Part of the allure of Notion is the extensive user community, including its raving fans, that has contributed to an endless amount of templates, both free and paid, that can help you get started with Notion with little time wasted.
4. Leadfeeder
Ever wanted to know who was visiting your site? Was it the audience you intended that you are tracking in your analytics, or was it just garbage? Those are among the questions that LeadFeeder looks to help you solve. While more expensive tools on the market will give you insights into buying signals and intent, you need to start somewhere. And with 100 identified companies from the last 7 days you can look to see if accounts you are targeting are reaching and engaging with your content.
5. Mouseflow
If you are looking at building a tech stack and Hubspot is on your list, there is no better UX research tool for your website than Mouseflow. Like many tools in its category, it allows you to watch session replays, view heatmaps from your pages, and uncover friction that goes beyond what you may get in a web analytics tool like Google Analytics.
What we like about Mouseflow better than its competition is its integration with Hubspot. Mouseflow offers two unique abilities that you can integrate with Hubspot. The first is a forms integration. With this integration you can see how far your visitors are progressing with their form submissions and see what fields are causing friction that is preventing submission. The other is an integration to be able to link Hubspot IDs with the session replays to see how particular visitors are engaging with your site. As you build out your ability to track who is visiting your site and form target account lists this will later become an invaluable asset to have at your disposal.
6. Looker Studio (formerly Google Data Studio)
Looker Studio makes an appearance on our list most notably because it provides a powerful reporting system to bring together your data from Google Analytics, Google Search Console, and outside sources to be able to visualize your data to help you make informed decisions. Reports can be generated as charts, graphs, tables, maps, and more. You can even create custom fields with custom calculations to extend the data already being collected by your systems. And when you run out of ideas and need inspiration for a new dashboard or report, you can head over to the Looker Studio Gallery to find the perfect starting point for your next reporting objective.
7. Moz – free SEO tools
As a name that has been synonymous with SEO for many years, Moz has provided professional SEO tools to perform site audits to local tools to help you manage your local listings for better visibility and ranking. Even with a powerful set of tools to grow into, Moz offers some free tools to help you get your foundations set and start to build out an SEO strategy.

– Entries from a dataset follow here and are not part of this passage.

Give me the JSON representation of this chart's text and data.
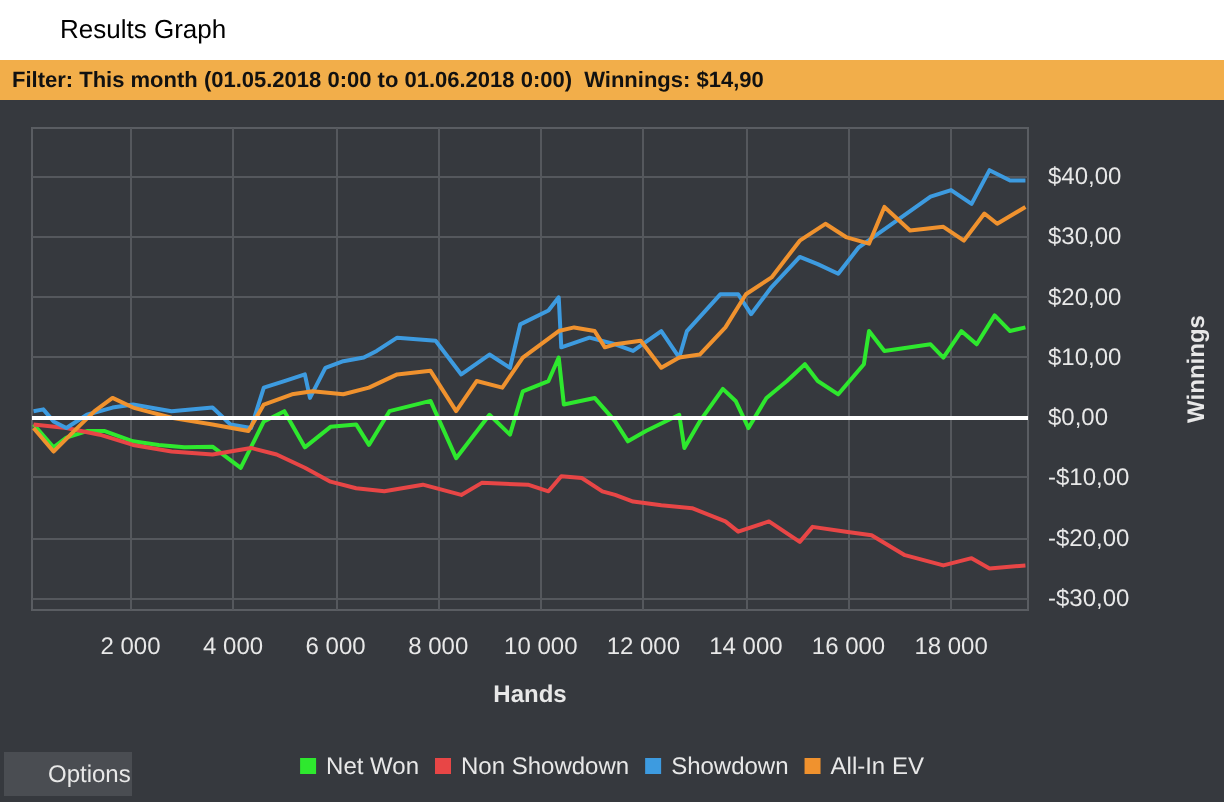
{
  "chart_data": {
    "type": "line",
    "title": "Results Graph",
    "subtitle": "Filter: This month (01.05.2018 0:00 to 01.06.2018 0:00)  Winnings: $14,90",
    "xlabel": "Hands",
    "ylabel": "Winnings",
    "annotations": [
      "Options"
    ],
    "xlim": [
      80,
      19500
    ],
    "ylim": [
      -32,
      48
    ],
    "xticks": [
      {
        "value": 2000,
        "label": "2 000"
      },
      {
        "value": 4000,
        "label": "4 000"
      },
      {
        "value": 6000,
        "label": "6 000"
      },
      {
        "value": 8000,
        "label": "8 000"
      },
      {
        "value": 10000,
        "label": "10 000"
      },
      {
        "value": 12000,
        "label": "12 000"
      },
      {
        "value": 14000,
        "label": "14 000"
      },
      {
        "value": 16000,
        "label": "16 000"
      },
      {
        "value": 18000,
        "label": "18 000"
      }
    ],
    "yticks": [
      {
        "value": -30,
        "label": "-$30,00"
      },
      {
        "value": -20,
        "label": "-$20,00"
      },
      {
        "value": -10,
        "label": "-$10,00"
      },
      {
        "value": 0,
        "label": "$0,00"
      },
      {
        "value": 10,
        "label": "$10,00"
      },
      {
        "value": 20,
        "label": "$20,00"
      },
      {
        "value": 30,
        "label": "$30,00"
      },
      {
        "value": 40,
        "label": "$40,00"
      }
    ],
    "grid": true,
    "legend": "bottom",
    "marker": "none",
    "line_style": "solid",
    "ref_lines": [
      {
        "axis": "y",
        "value": 0,
        "color": "#ffffff"
      }
    ],
    "series": [
      {
        "name": "Net Won",
        "color": "#2ee82e",
        "x": [
          110,
          500,
          750,
          1150,
          1500,
          2050,
          2550,
          3050,
          3600,
          4150,
          4600,
          5000,
          5400,
          5900,
          6400,
          6650,
          7050,
          7850,
          8350,
          9000,
          9400,
          9650,
          10150,
          10350,
          10450,
          11050,
          11450,
          11700,
          12050,
          12700,
          12800,
          13100,
          13550,
          13800,
          14050,
          14400,
          14800,
          15150,
          15400,
          15800,
          16300,
          16400,
          16700,
          17200,
          17600,
          17850,
          18200,
          18500,
          18850,
          19150,
          19450
        ],
        "values": [
          -1.2,
          -5,
          -3.4,
          -2.3,
          -2.3,
          -4,
          -4.6,
          -5,
          -4.9,
          -8.4,
          -0.7,
          1,
          -5,
          -1.6,
          -1.2,
          -4.6,
          1,
          2.7,
          -6.8,
          0.4,
          -2.9,
          4.3,
          6,
          9.9,
          2.1,
          3.2,
          -0.7,
          -4,
          -2.3,
          0.4,
          -5.1,
          -0.7,
          4.7,
          2.7,
          -1.8,
          3.2,
          6,
          8.8,
          6,
          3.8,
          8.8,
          14.3,
          11,
          11.6,
          12.1,
          9.9,
          14.3,
          12.1,
          16.9,
          14.3,
          14.9
        ]
      },
      {
        "name": "Non Showdown",
        "color": "#e84646",
        "x": [
          110,
          750,
          1400,
          2050,
          2800,
          3600,
          4350,
          4850,
          5400,
          5900,
          6400,
          6950,
          7700,
          8450,
          8850,
          9750,
          10150,
          10400,
          10800,
          11200,
          11450,
          11800,
          12350,
          12950,
          13600,
          13850,
          14450,
          15050,
          15300,
          15950,
          16450,
          17100,
          17850,
          18400,
          18750,
          19450
        ],
        "values": [
          -1.2,
          -1.8,
          -2.9,
          -4.6,
          -5.7,
          -6.2,
          -5.1,
          -6.2,
          -8.4,
          -10.7,
          -11.8,
          -12.3,
          -11.2,
          -12.9,
          -10.9,
          -11.2,
          -12.3,
          -9.8,
          -10.1,
          -12.3,
          -12.9,
          -14,
          -14.6,
          -15.1,
          -17.3,
          -19,
          -17.3,
          -20.7,
          -18.2,
          -19,
          -19.6,
          -22.9,
          -24.6,
          -23.4,
          -25.1,
          -24.6
        ]
      },
      {
        "name": "Showdown",
        "color": "#3d9be0",
        "x": [
          110,
          300,
          500,
          750,
          1150,
          1650,
          2050,
          2800,
          3600,
          3950,
          4350,
          4600,
          5000,
          5400,
          5500,
          5800,
          6150,
          6550,
          6800,
          7200,
          7950,
          8450,
          9000,
          9400,
          9600,
          10150,
          10350,
          10400,
          10950,
          11450,
          11800,
          12350,
          12700,
          12850,
          13500,
          13850,
          14100,
          14500,
          15050,
          15400,
          15800,
          16200,
          16850,
          17600,
          18000,
          18400,
          18750,
          19150,
          19450
        ],
        "values": [
          1,
          1.3,
          -0.7,
          -1.8,
          0.4,
          1.6,
          2.1,
          1,
          1.6,
          -1.2,
          -1.8,
          4.9,
          6,
          7.1,
          3.2,
          8.2,
          9.3,
          9.9,
          11,
          13.2,
          12.7,
          7.1,
          10.4,
          8.2,
          15.4,
          17.7,
          19.9,
          11.6,
          13.2,
          12.1,
          11,
          14.3,
          9.9,
          14.3,
          20.4,
          20.4,
          17.1,
          21.6,
          26.6,
          25.4,
          23.8,
          28.2,
          32.1,
          36.6,
          37.7,
          35.4,
          41,
          39.3,
          39.3
        ]
      },
      {
        "name": "All-In EV",
        "color": "#f0922e",
        "x": [
          110,
          500,
          900,
          1300,
          1650,
          2050,
          2800,
          3600,
          4300,
          4600,
          5150,
          5550,
          6150,
          6650,
          7200,
          7850,
          8350,
          8750,
          9250,
          9650,
          10350,
          10650,
          11050,
          11250,
          11450,
          11950,
          12350,
          12700,
          13100,
          13600,
          14000,
          14500,
          15050,
          15550,
          15950,
          16400,
          16700,
          17200,
          17850,
          18250,
          18650,
          18900,
          19450
        ],
        "values": [
          -1.8,
          -5.7,
          -2.3,
          1,
          3.2,
          1.6,
          -0.1,
          -1.2,
          -2.3,
          2.1,
          3.8,
          4.3,
          3.8,
          4.9,
          7.1,
          7.7,
          1,
          6,
          4.9,
          9.9,
          14.3,
          14.9,
          14.3,
          11.6,
          12.1,
          12.7,
          8.2,
          9.9,
          10.4,
          14.9,
          20.4,
          23.2,
          29.3,
          32.1,
          29.9,
          28.8,
          34.9,
          31,
          31.6,
          29.3,
          33.8,
          32.1,
          34.9
        ]
      }
    ]
  }
}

Moz’s free SEO tools includes features to help you perform limited keyword research, competitive research, domain analysis, online presence review, and a link explorer to uncover link building opportunities for your website.
This is only the beginning…
While these names can begin to help you with your digital strategy, these tools only scrape the surface of the vast martech stack that exists including free tools to help with your strategy. Having worked many years in marketing operations, it’s not about the right tool to get the job done, but it’s about finding the right tool for your team that gets the job done. If you invest in a tool that does not meld with the strengths of your team, you can often struggle to get the full benefit of the application. Digital tools are here to support and empower you to attract, engage, and retain your audience by delighting them at all stages of their customer journey and can do things from helping grow your digital presence, to managing your social identities, orchestrating customer journies, distributing your content, and automating operational tasks.